El Mentiroso

La costa de ese pueblecillo blanco era sencilla y simple. Casitas de dos o tres pisos, pintadas a la cal, y hechas con adobe y cemento. Calles de piedra y caminos de arena y ripio, subían por las lomas cubiertas de vegetación verde brillante y reluciente. Era verano y hacía mucho calor. Un pueblo de tantos del Este, con pescadores, y gente paseando por la costa. Un pueblo pequeño, ignoto, con un nombre descolorido, en contraste con su gente y su belleza.

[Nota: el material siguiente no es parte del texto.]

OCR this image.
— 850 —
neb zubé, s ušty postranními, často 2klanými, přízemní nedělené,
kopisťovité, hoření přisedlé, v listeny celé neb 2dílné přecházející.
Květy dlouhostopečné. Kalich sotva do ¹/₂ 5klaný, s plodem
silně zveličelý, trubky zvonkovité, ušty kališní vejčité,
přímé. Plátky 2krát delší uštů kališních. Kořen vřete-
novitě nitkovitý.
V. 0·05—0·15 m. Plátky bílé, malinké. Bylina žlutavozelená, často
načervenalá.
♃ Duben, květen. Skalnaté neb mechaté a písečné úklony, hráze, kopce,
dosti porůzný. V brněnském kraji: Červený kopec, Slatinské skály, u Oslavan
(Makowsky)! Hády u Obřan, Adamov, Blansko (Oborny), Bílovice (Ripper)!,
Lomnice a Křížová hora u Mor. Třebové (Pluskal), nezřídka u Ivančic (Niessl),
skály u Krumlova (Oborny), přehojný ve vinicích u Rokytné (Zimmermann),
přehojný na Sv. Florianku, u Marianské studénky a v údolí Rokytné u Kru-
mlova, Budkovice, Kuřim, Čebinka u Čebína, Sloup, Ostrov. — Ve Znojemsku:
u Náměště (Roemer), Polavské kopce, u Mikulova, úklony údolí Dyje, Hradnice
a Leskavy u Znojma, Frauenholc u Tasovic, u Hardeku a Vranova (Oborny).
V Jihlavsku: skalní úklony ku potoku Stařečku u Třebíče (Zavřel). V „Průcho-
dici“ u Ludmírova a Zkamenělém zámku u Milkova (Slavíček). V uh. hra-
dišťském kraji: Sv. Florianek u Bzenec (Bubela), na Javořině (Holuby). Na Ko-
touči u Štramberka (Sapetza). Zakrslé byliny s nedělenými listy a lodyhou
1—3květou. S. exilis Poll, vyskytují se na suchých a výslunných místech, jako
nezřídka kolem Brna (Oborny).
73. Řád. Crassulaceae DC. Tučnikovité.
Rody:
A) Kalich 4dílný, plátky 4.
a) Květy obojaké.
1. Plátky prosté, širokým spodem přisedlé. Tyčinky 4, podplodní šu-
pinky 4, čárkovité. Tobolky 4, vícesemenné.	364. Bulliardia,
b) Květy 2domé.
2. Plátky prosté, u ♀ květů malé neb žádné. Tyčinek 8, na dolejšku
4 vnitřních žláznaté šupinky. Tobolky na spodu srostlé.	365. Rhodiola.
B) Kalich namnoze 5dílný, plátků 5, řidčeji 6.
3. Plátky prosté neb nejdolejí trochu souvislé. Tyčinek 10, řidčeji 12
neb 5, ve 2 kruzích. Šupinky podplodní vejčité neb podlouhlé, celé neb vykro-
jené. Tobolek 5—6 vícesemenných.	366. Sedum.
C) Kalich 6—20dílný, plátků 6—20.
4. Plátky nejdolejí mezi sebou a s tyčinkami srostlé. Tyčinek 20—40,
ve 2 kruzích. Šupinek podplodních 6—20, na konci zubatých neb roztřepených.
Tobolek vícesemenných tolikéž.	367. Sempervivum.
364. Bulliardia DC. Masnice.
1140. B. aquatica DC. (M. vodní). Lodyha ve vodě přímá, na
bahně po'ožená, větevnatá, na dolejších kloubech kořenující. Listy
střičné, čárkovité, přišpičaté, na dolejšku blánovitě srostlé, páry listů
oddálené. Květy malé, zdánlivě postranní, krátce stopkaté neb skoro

En una de esas casas blancas con ventanas y terraza al mar, vivía Laura. Era una mujer hermosa aunque ya pasaba los cincuenta años. Alta y esbelta. Aún tenía el glamour de su juventud. Sus ojos profundos y grandes aleteaban con sensualidad frente a cada bocanada de brisa que entraba por la ventana abierta. Era hermosa y sexi. Estaba en una edad en que las mujeres son casi diosas, y saben que son capaces de cualquier hechizo y con solo desearlo, hacen que se  cumplan.
Ese caluroso medio día, Laura leía con fruición con su diccionario de latín cerca para consultar cualquier vocablo que no entendiera, las notas del notario, que escribió el Testamento. Miró hacia la mesa y vio un papel. Humberto  había dejado una entrada de cine, de la noche anterior. Ella no sabía nada, porque desde hacía años no se dirigían la palabra,  ni se tocaban, ni se acercaban uno al otro. Esa era su vida desde hacía mucho tiempo, en el más ignoto silencio. Humberto era un manipulador y mentiroso. Por muchos años la había tenido sometida en silencio, pero ya no. Tiempo atrás se había despertado de su largo letargo de una manera imperceptible. Horacio no lo había notado aún. Lentamente recordó lo sucedido. Pero estaba débil y debía fortalecerse para lograr vencer y afrontar lo que vendría con la fuerza que heredó de su familia, ya desaparecida.  
Ella tenía que descifrar ese secreto que la tenía insomne por las noches y somnolienta durante el caluroso día de ese verano singular.
Una mosca la cautivó repentinamente. Brillaba junto a un antifaz con lentejuelas azules que la dejaban enjoyada como para el carnaval que pronto se acercaba. Su mente, rápida para huir de cuestiones tediosas, se lanzó a imaginar a esa mosca con caireles azules, desfilando en el corsódromo de la ciudad. Casi sin darse cuenta se quedó ensimismada con esos pensamientos con disfraces y colores resplandecientes, y se olvidó de su búsqueda incesante para descifrar lo que debía comprender. El calor apretaba y se hacía sentir en todo su  entorno. Las cortinas livianas de voile, flotaban con esa brisa caliente que entraba por la ventana. El viento del Norte era muy caluroso y se hacía sentir ese febrero. Entrecerró sus ojos en un gesto de modorra y se quedó dormida. Soñó con tanta intensidad que siempre pensó que era una verdad consagrada. Ella que se dejaba llevar al pozo de agua detrás de la casa y Humberto que la empujaba dentro, y caía rozando apenas las paredes de ladrillos con musgos suaves y frescos por el agua que pronto sintió en todo su cuerpo al chocar con ella. Estaba fría, pero no la molestaba, se dejó flotar y estiró los brazos y las piernas en ese shock mientras se hundía sin dejar de respirar, y con sus ojos bien abiertos mirando todo a su alrededor.
La mente parecía en suspenso y sus ojos abiertos veían pasar las imágenes como en una película, pero en cámara lenta, y sin sonido. El fondo era de un color borroso y fuera de foco, con lo cual sólo podía ver su imagen flotar y caer sin estridencias.

El secreto era ese, él la había empujado a ese largo viajes sin fin y del cual nunca pudo volver a salir. Su mente se quedó en ese pozo irrecuperable de musgos y lagartijas, de agua dulce y fresca y de ladrillos húmedos y enmohecidos. Y nadie lo sabía, sólo ella y estaba allí, sin poder expresarse como un ánima en vida, sin reacción, muerta, penando por esa casa frente a la mar, sola y en silencio. Perturbada pero consciente tomó la decisión de hacer conocer la verdad de lo sucedido, y sin más se paró y comenzó a caminar hacia afuera y gritar a los cuatro vientos su verdad.